Une « solution de facilité »

De quoi pousser les citoyens français, consultés au printemps 2022 par la Cour des comptes, à demander à l'institution d'enquêter sur les pratiques de l'administration en matière d'achat de conseil. Dans le rapport publié lundi, elle estime que le recours aux consultants privés a eu tendance à devenir une « solution de facilité » pour une administration aux moyens et aux délais contraints.

Pour les magistrats financiers, « l'externalisation d'une partie des tâches » de l'administration doit retrouver « une place plus ajustée et mieux maîtrisée parmi les différents instruments des administrations pour conduire leurs missions ».

En 2021, les prestations commandées par l'Etat aux consultants ont coûté 233,6 millions d'euros, soit 0,04% des dépenses de l'Etat. En incluant les prestations commandées aux cabinets dans le domaine informatique, la facture grimpe à 890 millions, un total très proche des 893,9 millions recensés dans le rapport du Sénat. La Cour des comptes le concède : les dépenses sont retombées à 200,2 millions en 2022, année durant laquelle le gouvernement a défini par circulaire « une 'nouvelle politique de recours aux prestations intellectuelles', qui introduit, pour l'avenir, de sensibles améliorations ».

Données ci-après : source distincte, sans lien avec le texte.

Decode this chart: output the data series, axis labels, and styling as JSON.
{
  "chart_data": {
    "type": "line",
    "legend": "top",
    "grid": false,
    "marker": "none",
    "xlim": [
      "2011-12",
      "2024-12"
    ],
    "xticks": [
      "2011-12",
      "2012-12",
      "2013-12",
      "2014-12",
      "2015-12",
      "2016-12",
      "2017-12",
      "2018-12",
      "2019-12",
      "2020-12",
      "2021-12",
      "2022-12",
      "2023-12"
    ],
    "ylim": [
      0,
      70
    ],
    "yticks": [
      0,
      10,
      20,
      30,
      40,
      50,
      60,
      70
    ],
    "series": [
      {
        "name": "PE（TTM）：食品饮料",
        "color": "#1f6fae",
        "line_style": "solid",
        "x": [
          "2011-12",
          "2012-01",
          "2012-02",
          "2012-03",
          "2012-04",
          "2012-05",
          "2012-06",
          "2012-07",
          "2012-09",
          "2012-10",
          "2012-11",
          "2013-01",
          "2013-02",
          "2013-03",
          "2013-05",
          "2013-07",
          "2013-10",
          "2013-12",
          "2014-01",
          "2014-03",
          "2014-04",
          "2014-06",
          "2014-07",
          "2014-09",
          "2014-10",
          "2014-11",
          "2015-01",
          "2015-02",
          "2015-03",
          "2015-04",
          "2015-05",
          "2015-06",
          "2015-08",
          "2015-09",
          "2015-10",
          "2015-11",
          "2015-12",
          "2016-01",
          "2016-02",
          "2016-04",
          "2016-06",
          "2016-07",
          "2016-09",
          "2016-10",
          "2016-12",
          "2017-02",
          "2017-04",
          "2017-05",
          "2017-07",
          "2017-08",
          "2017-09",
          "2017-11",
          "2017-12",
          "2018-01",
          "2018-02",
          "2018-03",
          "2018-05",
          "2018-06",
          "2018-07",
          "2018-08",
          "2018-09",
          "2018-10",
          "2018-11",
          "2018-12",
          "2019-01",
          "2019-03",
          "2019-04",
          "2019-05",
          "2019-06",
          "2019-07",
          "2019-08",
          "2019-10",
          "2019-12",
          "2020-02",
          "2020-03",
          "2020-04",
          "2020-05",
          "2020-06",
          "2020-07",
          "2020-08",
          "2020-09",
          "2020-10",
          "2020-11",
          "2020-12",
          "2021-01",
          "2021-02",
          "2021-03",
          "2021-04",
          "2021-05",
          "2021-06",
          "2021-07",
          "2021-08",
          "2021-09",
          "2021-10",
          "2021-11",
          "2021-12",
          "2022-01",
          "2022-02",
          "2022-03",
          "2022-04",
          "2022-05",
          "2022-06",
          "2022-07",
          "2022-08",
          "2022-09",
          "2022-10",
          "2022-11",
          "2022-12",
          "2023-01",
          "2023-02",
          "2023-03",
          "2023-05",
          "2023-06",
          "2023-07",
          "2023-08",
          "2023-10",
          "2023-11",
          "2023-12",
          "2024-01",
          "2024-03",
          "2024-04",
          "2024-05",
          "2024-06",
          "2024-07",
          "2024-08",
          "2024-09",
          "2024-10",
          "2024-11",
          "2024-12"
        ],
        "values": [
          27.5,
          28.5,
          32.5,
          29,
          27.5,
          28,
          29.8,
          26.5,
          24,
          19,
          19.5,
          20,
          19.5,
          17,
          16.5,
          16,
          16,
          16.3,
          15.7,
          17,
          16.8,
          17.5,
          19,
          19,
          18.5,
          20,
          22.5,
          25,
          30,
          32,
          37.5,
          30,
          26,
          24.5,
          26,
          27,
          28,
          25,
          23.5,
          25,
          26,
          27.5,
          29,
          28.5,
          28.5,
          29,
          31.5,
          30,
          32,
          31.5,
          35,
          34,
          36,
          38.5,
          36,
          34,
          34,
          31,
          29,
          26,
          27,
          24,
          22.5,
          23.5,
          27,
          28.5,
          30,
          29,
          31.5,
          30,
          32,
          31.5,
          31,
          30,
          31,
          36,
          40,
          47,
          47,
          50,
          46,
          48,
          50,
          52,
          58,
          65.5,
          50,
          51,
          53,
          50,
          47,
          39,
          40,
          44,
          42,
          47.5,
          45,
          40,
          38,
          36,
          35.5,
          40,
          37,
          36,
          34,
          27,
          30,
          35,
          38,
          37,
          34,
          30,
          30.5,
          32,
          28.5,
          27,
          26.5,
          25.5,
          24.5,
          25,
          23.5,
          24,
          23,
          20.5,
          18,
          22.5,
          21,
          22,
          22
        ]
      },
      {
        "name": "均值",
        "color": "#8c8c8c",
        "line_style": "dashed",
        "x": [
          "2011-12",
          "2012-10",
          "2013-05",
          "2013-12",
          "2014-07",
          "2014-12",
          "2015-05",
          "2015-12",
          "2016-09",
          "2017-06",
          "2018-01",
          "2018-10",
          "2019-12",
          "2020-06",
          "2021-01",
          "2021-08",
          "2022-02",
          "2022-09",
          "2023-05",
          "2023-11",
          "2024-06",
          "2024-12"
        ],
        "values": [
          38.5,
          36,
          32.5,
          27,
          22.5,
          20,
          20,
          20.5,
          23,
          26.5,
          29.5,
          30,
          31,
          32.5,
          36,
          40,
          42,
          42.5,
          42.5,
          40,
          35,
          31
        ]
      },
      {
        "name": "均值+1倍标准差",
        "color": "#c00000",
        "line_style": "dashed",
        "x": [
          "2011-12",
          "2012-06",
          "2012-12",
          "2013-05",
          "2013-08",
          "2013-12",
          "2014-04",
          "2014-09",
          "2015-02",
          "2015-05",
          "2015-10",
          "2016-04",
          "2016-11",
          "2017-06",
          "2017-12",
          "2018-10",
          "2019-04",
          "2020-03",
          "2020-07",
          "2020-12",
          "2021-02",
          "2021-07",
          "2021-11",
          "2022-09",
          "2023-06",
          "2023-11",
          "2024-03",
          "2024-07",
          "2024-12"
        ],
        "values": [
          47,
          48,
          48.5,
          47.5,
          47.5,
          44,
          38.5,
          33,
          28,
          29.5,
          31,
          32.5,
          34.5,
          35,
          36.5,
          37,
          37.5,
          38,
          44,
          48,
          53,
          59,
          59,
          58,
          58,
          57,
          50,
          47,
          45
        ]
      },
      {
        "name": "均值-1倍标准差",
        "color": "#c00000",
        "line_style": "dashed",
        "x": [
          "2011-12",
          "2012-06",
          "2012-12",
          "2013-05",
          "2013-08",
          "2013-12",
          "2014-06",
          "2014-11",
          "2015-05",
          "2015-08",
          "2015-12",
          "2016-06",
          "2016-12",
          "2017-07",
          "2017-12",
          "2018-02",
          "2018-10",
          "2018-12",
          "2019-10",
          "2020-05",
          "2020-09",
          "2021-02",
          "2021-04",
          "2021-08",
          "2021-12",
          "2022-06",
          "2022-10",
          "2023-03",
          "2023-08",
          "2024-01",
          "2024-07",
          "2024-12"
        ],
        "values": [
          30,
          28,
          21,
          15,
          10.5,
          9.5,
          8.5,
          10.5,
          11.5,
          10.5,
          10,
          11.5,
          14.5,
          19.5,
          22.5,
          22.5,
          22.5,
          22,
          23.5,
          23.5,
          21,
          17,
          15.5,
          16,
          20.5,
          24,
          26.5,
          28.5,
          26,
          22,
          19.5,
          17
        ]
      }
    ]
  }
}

Faire appel « à chaque fois que c'est possible aux agents »

Mais la circulaire a été diffusée « sous la pression de l'actualité » et doit impérativement être « complétée ». L'Etat s'est aussi doté d'objectifs chiffrés de réduction de ses dépenses de conseil : -15% en 2022, et -35% en 2023 par rapport à 2021.

Ces cibles donnent un « signal utile », mais « ne sauraient se substituer à des mesures ciblées, décidées après une analyse préalable et documentée des déterminants de la décision d'externaliser certaines prestations », estime la Cour. En plus de clarifier sa doctrine de recours aux consultants, l'Etat doit poursuivre ses efforts de réinternalisation des compétences de conseil et faire appel « chaque fois que c'est possible » à ses agents, recommande-t-elle encore.

Un projet de loi en attente à l'Assemblée nationale

Très largement adoptée au Sénat en octobre 2022, une proposition de loi visant à encadrer davantage le recours aux consultants privés attend toujours d'être examinée à l'Assemblée nationale. Deux députés, issus des groupes communiste et Renaissance, doivent présenter ce mercredi les conclusions d'une mission d'information sur le champ d'application de la proposition de loi.

Lors des débats au Sénat, le ministre de la Fonction publique Stanislas Guerini avait en effet suggéré d'étendre le périmètre du texte aux collectivités locales de plus de 100.000 habitants. Interrogé par l'AFP, un parlementaire de l'opposition voit dans ces débats sur le champ d'application de la proposition de loi une manoeuvre dilatoire du gouvernement. Quant aux cabinets eux-mêmes, leur syndicat Syntec Conseil juge le texte « déconnecté de la réalité » et certaines dispositions inconstitutionnelles.